Holding companies accountable
Around a dozen states, including California, New York, New Jersey, Oregon, Vermont, Maine and Hawaii, have implemented statewide plastic bag bans. Hundreds of municipalities, especially in the Northeast, West Coast and Hawaii, have local regulations in place.
“These regulations are a significant driver behind retailer action,” Cloyd said. “Many chains, such as Walmart, Wegmans and Trader Joe’s, have phased out plastic bags in states with bans and often extend those policies chain-wide for consistency. The regulatory momentum continues to build, reinforcing the industry-wide push toward plastic reduction and sustainable alternatives.”

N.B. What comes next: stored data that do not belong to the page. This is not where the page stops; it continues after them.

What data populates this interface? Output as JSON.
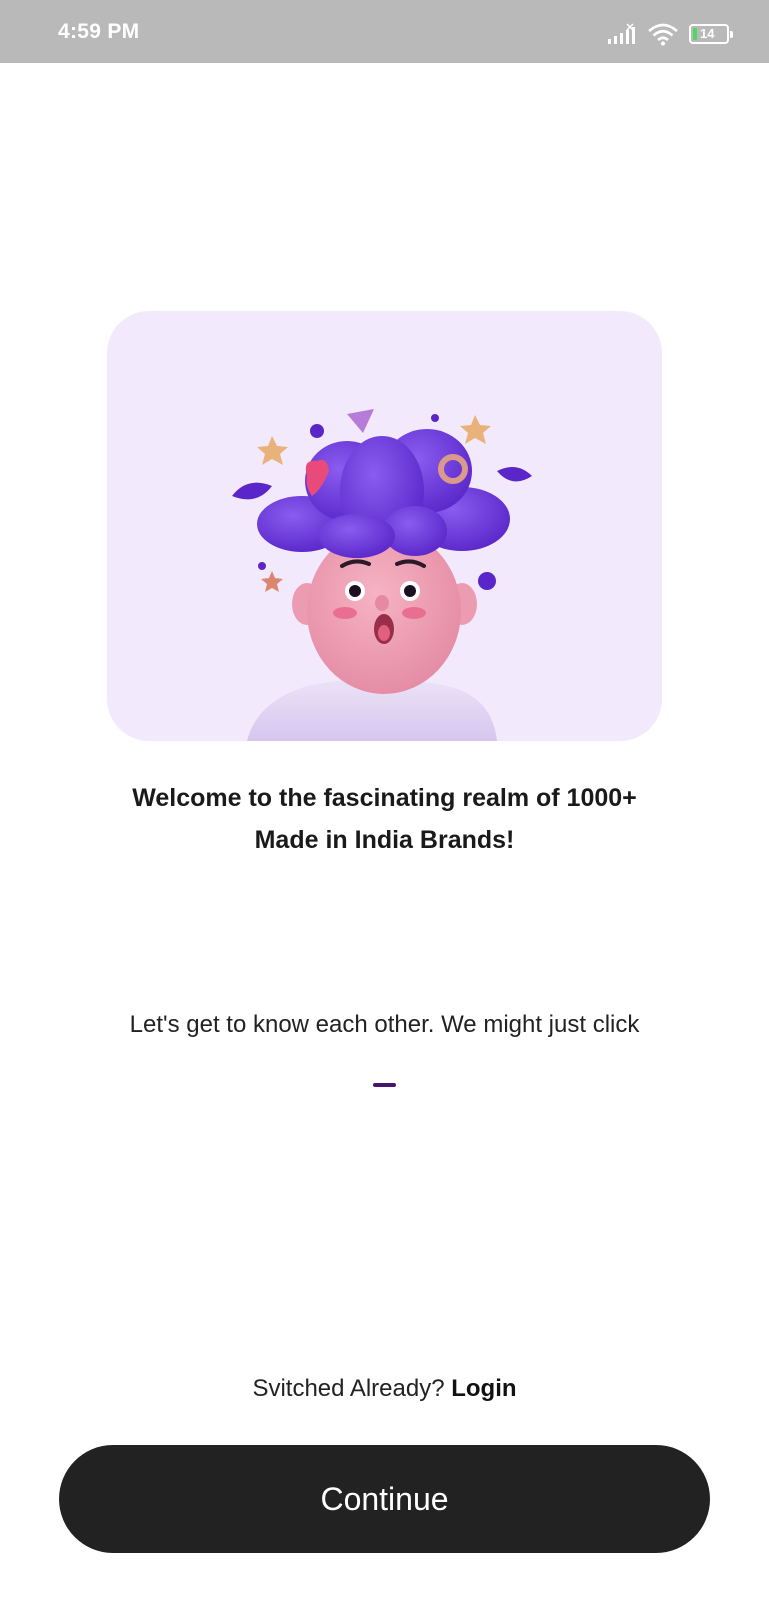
{
  "status_bar": {
    "time": "4:59 PM",
    "battery_level": "14",
    "icons": [
      "signal-icon",
      "wifi-icon",
      "battery-icon"
    ]
  },
  "hero": {
    "illustration": "surprised-character-illustration",
    "background_color": "#f2eafc"
  },
  "welcome": {
    "title_line1": "Welcome to the fascinating realm of 1000+",
    "title_line2": "Made in India Brands!"
  },
  "onboarding": {
    "subtitle": "Let's get to know each other. We might just click",
    "current_page": 1
  },
  "login_prompt": {
    "text": "Svitched Already? ",
    "link_label": "Login"
  },
  "continue_button": {
    "label": "Continue",
    "color": "#222222"
  },
  "accent_color": "#4a1570"
}
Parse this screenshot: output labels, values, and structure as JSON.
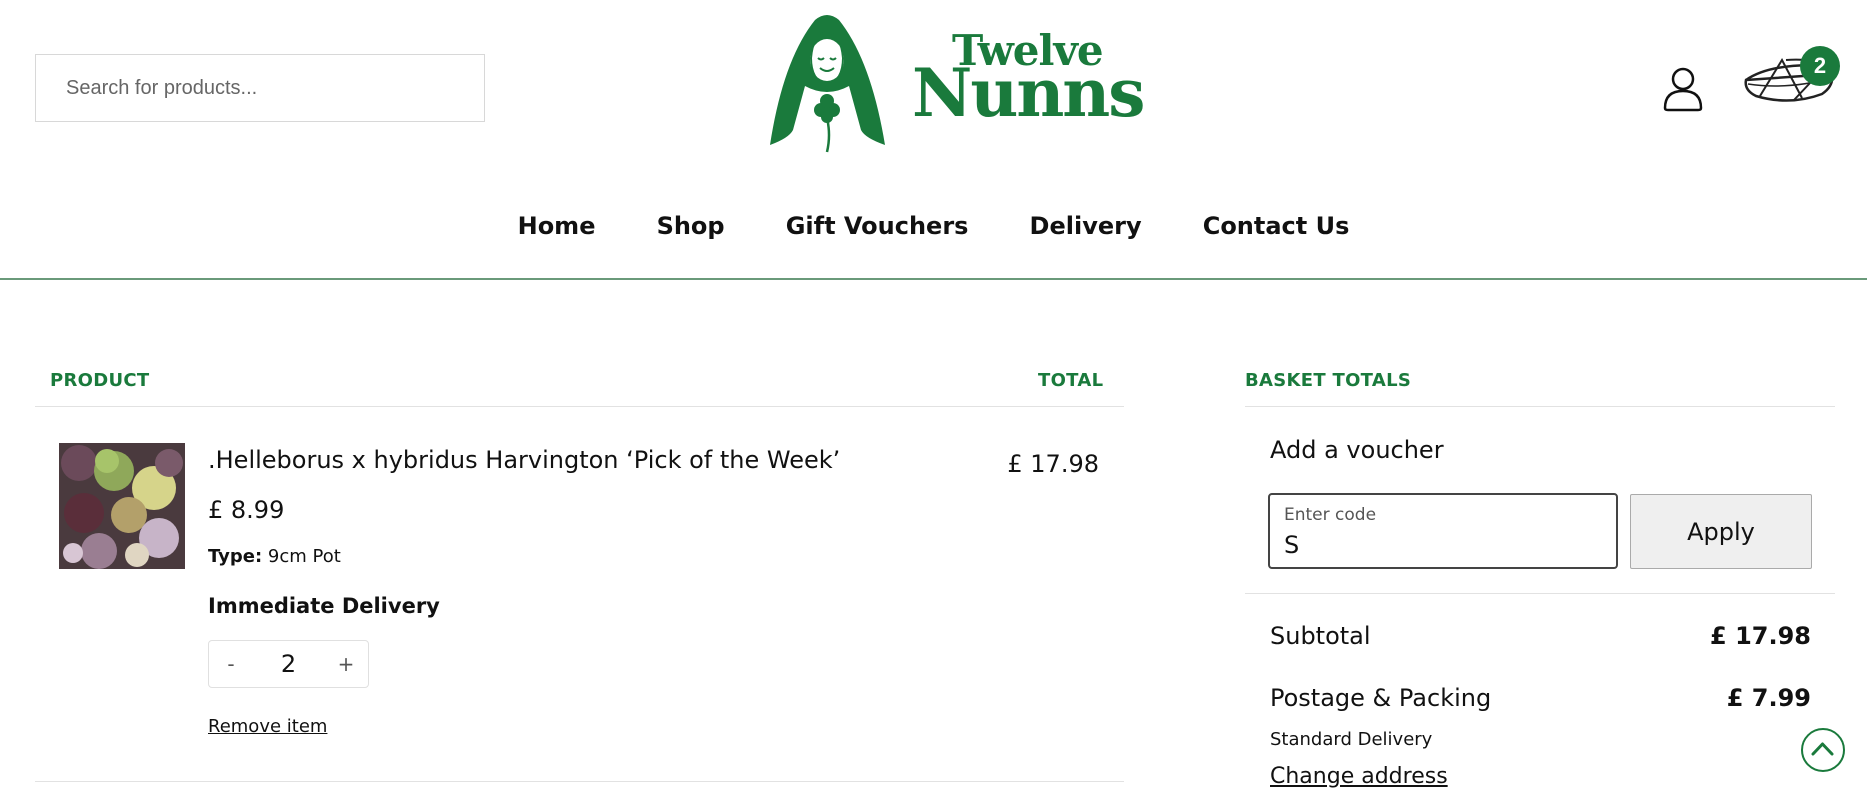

Other major companies have recently walked back on previous environmental or sustainability commitments. Last month, Coca-Cola said it abandoned its previous pledge to reduce the use of virgin plastic between 2020 and 2025 and sell 25% of its beverages in refillable or returnable packaging by 2030. Walmart also said in December that, due to energy policy and infrastructure, it expects to miss its 2025 and 2030 greenhouse gas emissions reduction targets set in 2020.
“This has been a trend among companies for decades, a lot of talking the talk but not walking the walk,” Melissa Valliant, communications director for Beyond Plastics, a nonprofit organization that aims to reduce plastic use — including both bags and other forms of packaging — and production through grassroots organizing, education, advocacy and policy changes. “They fall in line with a lot of companies that are not on track to meet the goals that they’ve set around reducing plastic.”
Valliant said the organization is more focused on pursuing policy measures to force plastic reduction measures than relying on retailers to make their own operational changes.
“At the end of the day, policy is what’s going to move us forward here, we can’t rely on companies to change when they’ve been doing the same thing for a half a century, and we’ve known for nearly half a century that this was a problem,” Valliant said. “It’s critical that our policymakers actually take meaningful action, hold companies accountable and require them to reduce the amount of plastic they’re using, and I’m not talking about recycling commitments.”